Letter | Published:

Stabilization of cooperative virulence by the expression of an avirulent phenotype

Nature volume 494, pages 353356 (21 February 2013) | Download Citation


Pathogens often infect hosts through collective actions: they secrete growth-promoting compounds or virulence factors, or evoke host reactions that fuel the colonization of the host.

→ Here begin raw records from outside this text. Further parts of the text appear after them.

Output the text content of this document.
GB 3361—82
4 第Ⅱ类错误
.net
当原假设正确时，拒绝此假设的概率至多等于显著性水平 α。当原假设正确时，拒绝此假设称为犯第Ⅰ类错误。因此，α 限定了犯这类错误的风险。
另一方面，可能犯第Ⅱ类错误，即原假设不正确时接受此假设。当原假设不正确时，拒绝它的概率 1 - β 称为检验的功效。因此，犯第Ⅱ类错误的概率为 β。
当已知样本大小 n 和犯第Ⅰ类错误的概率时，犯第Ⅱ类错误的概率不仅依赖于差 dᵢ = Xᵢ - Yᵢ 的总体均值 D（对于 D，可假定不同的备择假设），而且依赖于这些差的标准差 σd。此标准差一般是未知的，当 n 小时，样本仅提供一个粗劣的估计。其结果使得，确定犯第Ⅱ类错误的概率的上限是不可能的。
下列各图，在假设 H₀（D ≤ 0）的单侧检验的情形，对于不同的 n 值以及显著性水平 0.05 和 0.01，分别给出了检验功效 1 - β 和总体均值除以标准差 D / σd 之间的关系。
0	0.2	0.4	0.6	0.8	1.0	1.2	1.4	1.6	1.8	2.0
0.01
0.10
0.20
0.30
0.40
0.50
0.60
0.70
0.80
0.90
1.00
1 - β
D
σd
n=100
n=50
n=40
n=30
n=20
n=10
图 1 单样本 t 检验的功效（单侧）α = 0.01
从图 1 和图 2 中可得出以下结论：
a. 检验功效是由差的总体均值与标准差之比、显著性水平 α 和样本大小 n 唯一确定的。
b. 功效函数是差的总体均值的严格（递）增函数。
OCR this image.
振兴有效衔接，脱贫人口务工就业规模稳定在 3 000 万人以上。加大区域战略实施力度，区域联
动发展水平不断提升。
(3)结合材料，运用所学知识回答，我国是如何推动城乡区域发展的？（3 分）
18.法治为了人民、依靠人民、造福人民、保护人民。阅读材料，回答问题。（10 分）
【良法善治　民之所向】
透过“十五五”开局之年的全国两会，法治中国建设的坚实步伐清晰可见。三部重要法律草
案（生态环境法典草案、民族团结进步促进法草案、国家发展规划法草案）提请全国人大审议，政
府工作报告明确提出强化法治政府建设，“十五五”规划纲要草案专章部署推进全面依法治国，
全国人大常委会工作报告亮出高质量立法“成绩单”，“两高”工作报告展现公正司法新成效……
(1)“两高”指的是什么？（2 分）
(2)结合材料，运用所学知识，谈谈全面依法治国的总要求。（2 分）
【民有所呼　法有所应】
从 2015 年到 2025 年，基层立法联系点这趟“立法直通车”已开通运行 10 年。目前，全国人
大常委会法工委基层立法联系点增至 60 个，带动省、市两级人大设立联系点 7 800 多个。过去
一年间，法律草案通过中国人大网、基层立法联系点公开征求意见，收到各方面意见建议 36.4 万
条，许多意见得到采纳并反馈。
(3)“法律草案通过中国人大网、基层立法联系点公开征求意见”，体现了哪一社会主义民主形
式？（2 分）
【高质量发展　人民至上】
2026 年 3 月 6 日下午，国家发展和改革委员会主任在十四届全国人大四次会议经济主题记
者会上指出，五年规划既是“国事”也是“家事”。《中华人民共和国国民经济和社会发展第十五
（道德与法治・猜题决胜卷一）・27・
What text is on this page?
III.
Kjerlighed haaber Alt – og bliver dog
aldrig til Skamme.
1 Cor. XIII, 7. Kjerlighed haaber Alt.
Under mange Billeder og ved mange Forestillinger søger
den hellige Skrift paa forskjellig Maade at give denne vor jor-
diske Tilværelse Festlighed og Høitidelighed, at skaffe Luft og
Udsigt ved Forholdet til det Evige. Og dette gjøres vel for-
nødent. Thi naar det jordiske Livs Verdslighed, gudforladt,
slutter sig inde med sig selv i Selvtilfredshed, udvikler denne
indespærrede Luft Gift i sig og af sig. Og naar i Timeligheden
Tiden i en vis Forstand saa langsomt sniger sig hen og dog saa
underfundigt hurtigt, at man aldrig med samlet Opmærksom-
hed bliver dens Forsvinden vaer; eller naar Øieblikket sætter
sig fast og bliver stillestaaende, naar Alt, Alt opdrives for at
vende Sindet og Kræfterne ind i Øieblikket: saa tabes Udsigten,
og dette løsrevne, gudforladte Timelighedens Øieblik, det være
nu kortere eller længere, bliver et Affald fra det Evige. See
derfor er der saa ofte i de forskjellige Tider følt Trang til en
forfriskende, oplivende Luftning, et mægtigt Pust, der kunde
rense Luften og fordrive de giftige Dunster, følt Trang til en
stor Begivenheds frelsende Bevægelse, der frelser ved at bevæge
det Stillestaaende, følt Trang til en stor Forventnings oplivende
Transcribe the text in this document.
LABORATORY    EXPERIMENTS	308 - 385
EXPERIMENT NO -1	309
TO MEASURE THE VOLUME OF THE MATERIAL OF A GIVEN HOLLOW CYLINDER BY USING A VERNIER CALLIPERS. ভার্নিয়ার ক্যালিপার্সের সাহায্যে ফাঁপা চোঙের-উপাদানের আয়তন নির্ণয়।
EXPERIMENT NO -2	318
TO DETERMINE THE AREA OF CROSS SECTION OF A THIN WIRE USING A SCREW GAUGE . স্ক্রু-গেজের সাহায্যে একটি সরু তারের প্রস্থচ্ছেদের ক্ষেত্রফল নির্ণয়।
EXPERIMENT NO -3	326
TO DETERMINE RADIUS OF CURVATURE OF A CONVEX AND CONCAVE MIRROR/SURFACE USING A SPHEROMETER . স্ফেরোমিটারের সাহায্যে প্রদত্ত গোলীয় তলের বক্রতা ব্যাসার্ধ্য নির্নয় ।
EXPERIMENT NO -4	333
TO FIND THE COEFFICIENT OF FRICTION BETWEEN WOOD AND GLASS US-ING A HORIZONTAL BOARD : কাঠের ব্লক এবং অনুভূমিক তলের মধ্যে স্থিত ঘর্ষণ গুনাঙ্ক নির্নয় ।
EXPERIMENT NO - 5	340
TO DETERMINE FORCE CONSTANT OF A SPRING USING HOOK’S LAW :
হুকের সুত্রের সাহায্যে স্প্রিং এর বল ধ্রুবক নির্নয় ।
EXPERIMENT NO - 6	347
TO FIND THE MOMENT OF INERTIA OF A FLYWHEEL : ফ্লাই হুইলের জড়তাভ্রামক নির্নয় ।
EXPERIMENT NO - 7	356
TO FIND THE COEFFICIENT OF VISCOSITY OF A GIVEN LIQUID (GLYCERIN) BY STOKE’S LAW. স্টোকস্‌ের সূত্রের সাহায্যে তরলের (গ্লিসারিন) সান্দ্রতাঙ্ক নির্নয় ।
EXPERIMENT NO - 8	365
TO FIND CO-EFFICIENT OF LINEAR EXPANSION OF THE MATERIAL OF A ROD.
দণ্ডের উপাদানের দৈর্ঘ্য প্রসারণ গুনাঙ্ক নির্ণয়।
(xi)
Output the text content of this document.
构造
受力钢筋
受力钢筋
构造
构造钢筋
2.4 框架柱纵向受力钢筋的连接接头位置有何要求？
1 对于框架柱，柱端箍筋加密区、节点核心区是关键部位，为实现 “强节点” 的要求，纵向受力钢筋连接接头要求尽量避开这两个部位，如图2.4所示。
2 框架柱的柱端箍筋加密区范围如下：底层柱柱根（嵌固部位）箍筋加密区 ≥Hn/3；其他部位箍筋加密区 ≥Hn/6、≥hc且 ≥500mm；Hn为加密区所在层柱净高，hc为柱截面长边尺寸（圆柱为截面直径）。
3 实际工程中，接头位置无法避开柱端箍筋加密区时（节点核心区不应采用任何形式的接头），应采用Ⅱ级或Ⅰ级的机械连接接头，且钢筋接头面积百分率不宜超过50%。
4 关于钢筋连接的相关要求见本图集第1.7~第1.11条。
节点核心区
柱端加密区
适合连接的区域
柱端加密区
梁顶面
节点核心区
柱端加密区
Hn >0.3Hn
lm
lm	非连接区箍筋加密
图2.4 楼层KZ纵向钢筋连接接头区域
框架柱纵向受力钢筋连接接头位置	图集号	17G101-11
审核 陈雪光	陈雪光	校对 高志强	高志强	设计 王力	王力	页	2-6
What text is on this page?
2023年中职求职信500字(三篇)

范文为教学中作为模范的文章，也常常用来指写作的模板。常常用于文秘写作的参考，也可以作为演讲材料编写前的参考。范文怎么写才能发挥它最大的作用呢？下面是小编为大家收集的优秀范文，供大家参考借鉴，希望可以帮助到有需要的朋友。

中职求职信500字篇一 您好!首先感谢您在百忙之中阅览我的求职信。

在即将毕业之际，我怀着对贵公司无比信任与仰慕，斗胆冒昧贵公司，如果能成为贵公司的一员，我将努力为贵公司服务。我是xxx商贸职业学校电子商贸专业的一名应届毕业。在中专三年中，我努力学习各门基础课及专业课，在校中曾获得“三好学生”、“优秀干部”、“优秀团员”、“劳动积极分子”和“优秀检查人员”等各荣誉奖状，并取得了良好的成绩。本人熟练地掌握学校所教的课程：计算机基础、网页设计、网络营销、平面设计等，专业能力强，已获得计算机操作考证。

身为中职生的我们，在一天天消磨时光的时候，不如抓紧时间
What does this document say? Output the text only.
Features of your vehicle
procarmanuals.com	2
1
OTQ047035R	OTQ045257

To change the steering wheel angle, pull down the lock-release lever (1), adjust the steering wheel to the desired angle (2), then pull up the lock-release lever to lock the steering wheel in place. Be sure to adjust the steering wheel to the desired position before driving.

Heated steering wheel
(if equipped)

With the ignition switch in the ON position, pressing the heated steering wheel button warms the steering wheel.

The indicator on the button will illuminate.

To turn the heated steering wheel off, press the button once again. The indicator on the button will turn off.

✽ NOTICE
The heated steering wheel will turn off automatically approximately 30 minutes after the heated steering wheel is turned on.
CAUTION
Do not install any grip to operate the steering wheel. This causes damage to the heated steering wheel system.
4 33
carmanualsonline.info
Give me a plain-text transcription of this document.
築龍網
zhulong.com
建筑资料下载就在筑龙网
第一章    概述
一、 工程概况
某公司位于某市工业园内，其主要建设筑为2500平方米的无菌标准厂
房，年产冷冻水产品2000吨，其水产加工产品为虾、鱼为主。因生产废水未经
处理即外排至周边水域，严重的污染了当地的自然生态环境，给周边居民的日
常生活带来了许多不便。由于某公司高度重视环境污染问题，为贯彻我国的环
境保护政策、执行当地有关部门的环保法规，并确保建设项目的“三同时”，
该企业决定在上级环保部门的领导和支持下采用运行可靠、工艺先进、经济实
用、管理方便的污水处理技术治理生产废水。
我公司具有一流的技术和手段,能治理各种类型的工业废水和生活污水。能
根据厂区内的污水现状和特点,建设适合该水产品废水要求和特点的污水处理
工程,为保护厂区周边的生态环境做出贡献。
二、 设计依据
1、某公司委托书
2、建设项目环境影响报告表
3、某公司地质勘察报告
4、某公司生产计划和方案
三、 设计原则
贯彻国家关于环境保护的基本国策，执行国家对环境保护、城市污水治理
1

Such behaviours are vulnerable to the rise of mutants that benefit from the collective action without contributing to it; how these behaviours can be evolutionarily stable is not well understood1. We address this question using the intestinal pathogen Salmonella enterica serovar Typhimurium (hereafter termed S. typhimurium), which manipulates its host to induce inflammation, and thereby outcompetes the commensal microbiota2,3. Notably, the virulence factors needed for host manipulation are expressed in a bistable fashion, leading to a slow-growing subpopulation that expresses virulence genes, and a fast-growing subpopulation that is phenotypically avirulent4,5. Here we show that the expression of the genetically identical but phenotypically avirulent subpopulation is essential for the evolutionary stability of virulence in this pathogen. Using a combination of mathematical modelling, experimental evolution and competition experiments we found that within-host evolution leads to the emergence of mutants that are genetically avirulent and fast-growing. These mutants are defectors that exploit inflammation without contributing to it. In infection experiments initiated with wild-type S. typhimurium, defectors increase only slowly in frequency. In a genetically modified S. typhimurium strain in which the phenotypically avirulent subpopulation is reduced in size, defectors rise more rapidly, inflammation ceases prematurely, and S. typhimurium is quickly cleared from the gut. Our results establish that host manipulation by S. typhimurium is a cooperative trait that is vulnerable to the rise of avirulent defectors; the expression of a phenotypically avirulent subpopulation that grows as fast as defectors slows down this process, and thereby promotes the evolutionary stability of virulence. This points to a key role of bistable virulence gene expression in stabilizing cooperative virulence and may lead the way to new approaches for controlling pathogens.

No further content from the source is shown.